Profitable Sublimating
Last month's article dealt with losing money because of "dollar dumping." In a nutshell, this occurs when an unfavorable pricing strategy is developed only because of a perceived technical or production ability.
This month, the sneaky twin cousin, "dollar swapping," will be discussed. The word "sneaky" is deliberately used because a retailer can be losing net profit and not realize it.
Dollar Swapping
Dollar swapping is a normal facet of the retail awards and gift trade. A customer comes into your shop to make a purchase. Last year they bought item "A" and to be different this year, they buy item "B". Like most customers, they really don't want to spend any more money this year than last, so the "B" they pick has a sticker price similar to last year's "A" item.
So far, so good. If you raised your prices enough to at least cover inflation, you probably did no worse than at least make the same profit margin as you did last year. That didn't put you ahead of the game but at least you didn't fall behind.
The above statement is only true, however, if your customer bought the same (or higher) profit class of item as last year. Remember we are not talking about them spending twice as much (that would be wonderful). We are examining what happens if they spend close to the same amount, both years.
Here is what we mean by profit class. Almost every merchandise retailer (especially award companies) uses some type of formula to calculate prices. While the formula is usually consistent for a type of product (trophies, for example) it also usually changes for a different class of product (plaques, for example).
Depending upon pricing strategies, the different methods used to calculate classes of retail prices can cause drastic differences in net profit. This is normal and most retailers keep a balance of this fact in their mind as they suggest options to their customer.
Where this balance most often goes awry, however, is when the established retailer offers several totally new classes of products. This happens quite often with the introduction of sublimation (usually full color) into a shop.
Now, in addition to printing full color on white plaque plates, the company can do full color imprints on mouse pads, cups, dry erase boards, license plates, ball caps, T-shirts, key chains and many other items.
This can be very profitable: if you stay totally on top of your class margins and watch your selling methods, to make sure you are not unfavorably swapping dollars.
Class based profit margins can be demonstrated, by using your own products as an example. Pick out a sublimated plaque, trophy and a gift class product (T-shirt, coffee cup, etc.), that you sell, that has the same sticker price. Calculate the actual profit you make from each. They will be different, and sometimes drastically different.
If your customer really wants a lower profit margin class of item, that's no problem.

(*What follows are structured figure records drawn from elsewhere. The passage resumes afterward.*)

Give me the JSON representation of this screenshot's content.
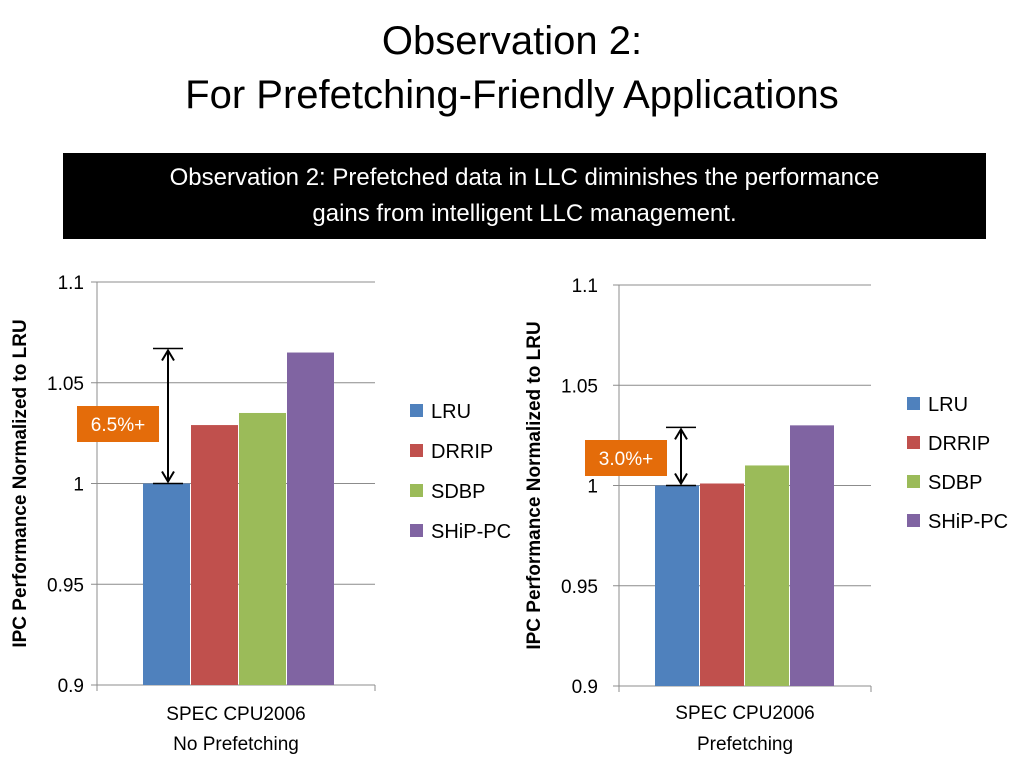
{
  "slide": {
    "title_line1": "Observation 2:",
    "title_line2": "For Prefetching-Friendly Applications",
    "banner_line1": "Observation 2: Prefetched data in LLC diminishes the performance",
    "banner_line2": "gains from intelligent LLC management."
  },
  "colors": {
    "LRU": "#4F81BD",
    "DRRIP": "#C0504D",
    "SDBP": "#9BBB59",
    "SHiP-PC": "#8064A2",
    "callout": "#E46C0A"
  },
  "chart_data": [
    {
      "type": "bar",
      "categories": [
        "SPEC CPU2006\nNo Prefetching"
      ],
      "category_lines": [
        "SPEC CPU2006",
        "No Prefetching"
      ],
      "series": [
        {
          "name": "LRU",
          "values": [
            1.0
          ]
        },
        {
          "name": "DRRIP",
          "values": [
            1.029
          ]
        },
        {
          "name": "SDBP",
          "values": [
            1.035
          ]
        },
        {
          "name": "SHiP-PC",
          "values": [
            1.065
          ]
        }
      ],
      "ylabel": "IPC Performance Normalized to LRU",
      "ylim": [
        0.9,
        1.1
      ],
      "yticks": [
        "0.9",
        "0.95",
        "1",
        "1.05",
        "1.1"
      ],
      "grid": true,
      "legend": "right",
      "annotation": {
        "text": "6.5%+",
        "from": 1.0,
        "to": 1.067
      }
    },
    {
      "type": "bar",
      "categories": [
        "SPEC CPU2006\nPrefetching"
      ],
      "category_lines": [
        "SPEC CPU2006",
        "Prefetching"
      ],
      "series": [
        {
          "name": "LRU",
          "values": [
            1.0
          ]
        },
        {
          "name": "DRRIP",
          "values": [
            1.001
          ]
        },
        {
          "name": "SDBP",
          "values": [
            1.01
          ]
        },
        {
          "name": "SHiP-PC",
          "values": [
            1.03
          ]
        }
      ],
      "ylabel": "IPC Performance Normalized to LRU",
      "ylim": [
        0.9,
        1.1
      ],
      "yticks": [
        "0.9",
        "0.95",
        "1",
        "1.05",
        "1.1"
      ],
      "grid": true,
      "legend": "right",
      "annotation": {
        "text": "3.0%+",
        "from": 1.0,
        "to": 1.029
      }
    }
  ]
}
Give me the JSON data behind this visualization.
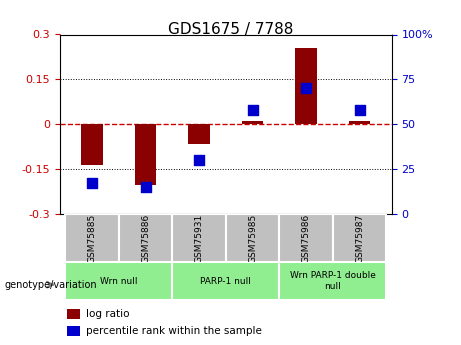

The reason you have a wide selection is to fulfill different needs and desires. Just don't be the one to suggest lower margin items, without suggesting higher margin items, first.
Why might you do that? Simple, human nature. We all have a tendency to be excited and talk enthusiastically about the new things we can do. Put a new product in the showroom, have a customer point to it and, it's off to the races, on our commentary.
The upside to this is that enthusiasm sells. The downside is that doesn't always work in our favor. The following story is from an awards dealer we recently talked to.
A dealer, new to full color sublimation, proudly told us that he had sold about 80 full color sublimated coffee cups, as trophies for winners in a 10k charity run. This was instead of the single color sublimated plaques he had sold them the year before.
This made us curious so we asked if the cups were getting to be a popular replacement for plaques. His response was "Well, actually they were going to get the plaques until I pointed the cups out and showed them how beautiful they were. They loved them."
We were sure they did. His enthusiasm was obviously very contagious. Thinking about profit, we asked if they spent more on the cups than on the previous year's plaques. His reply was "No, they spent about the same."
This is a classic example of unprofitable "dollar swapping." I can't think of any area of the country where a dealer could make more profit by selling cup, rather than a plaque.
Does that mean you should not sell full color sublimated gift items? Certainly not! Just make sure how you do it, also more profitably benefits you.
What if the dealer had sold his customers the plaques they originally wanted (before his enthusiasm changed their minds), wrote up the order, got approval and then introduced his cups, for an additional sales opportunity.
What if he had suggested them as a memento for his customer's staff, or as a special "thank you," to important volunteers or even as a fund raiser, the day of the event?
Granted, he might not have made the sale. However, he certainly wouldn't have made less profit than last year. He most certainly would have given himself a chance to make more, this year.
In Conclusion
It can be very profitable to add a new class of items to your product mix with your sublimation abilities. It won't be as profitable, however, if you just swap dollars.
To maximize opportunity, think in terms of how sublimation could help made additional sales. Consider how it could help bring in new customers. Uniqueness does help sell, but make it "more" or "in addition to," rather than "in place of."
Profitably growing benefits you and your customer. If nothing else, you will still be there next year and they will appreciate that.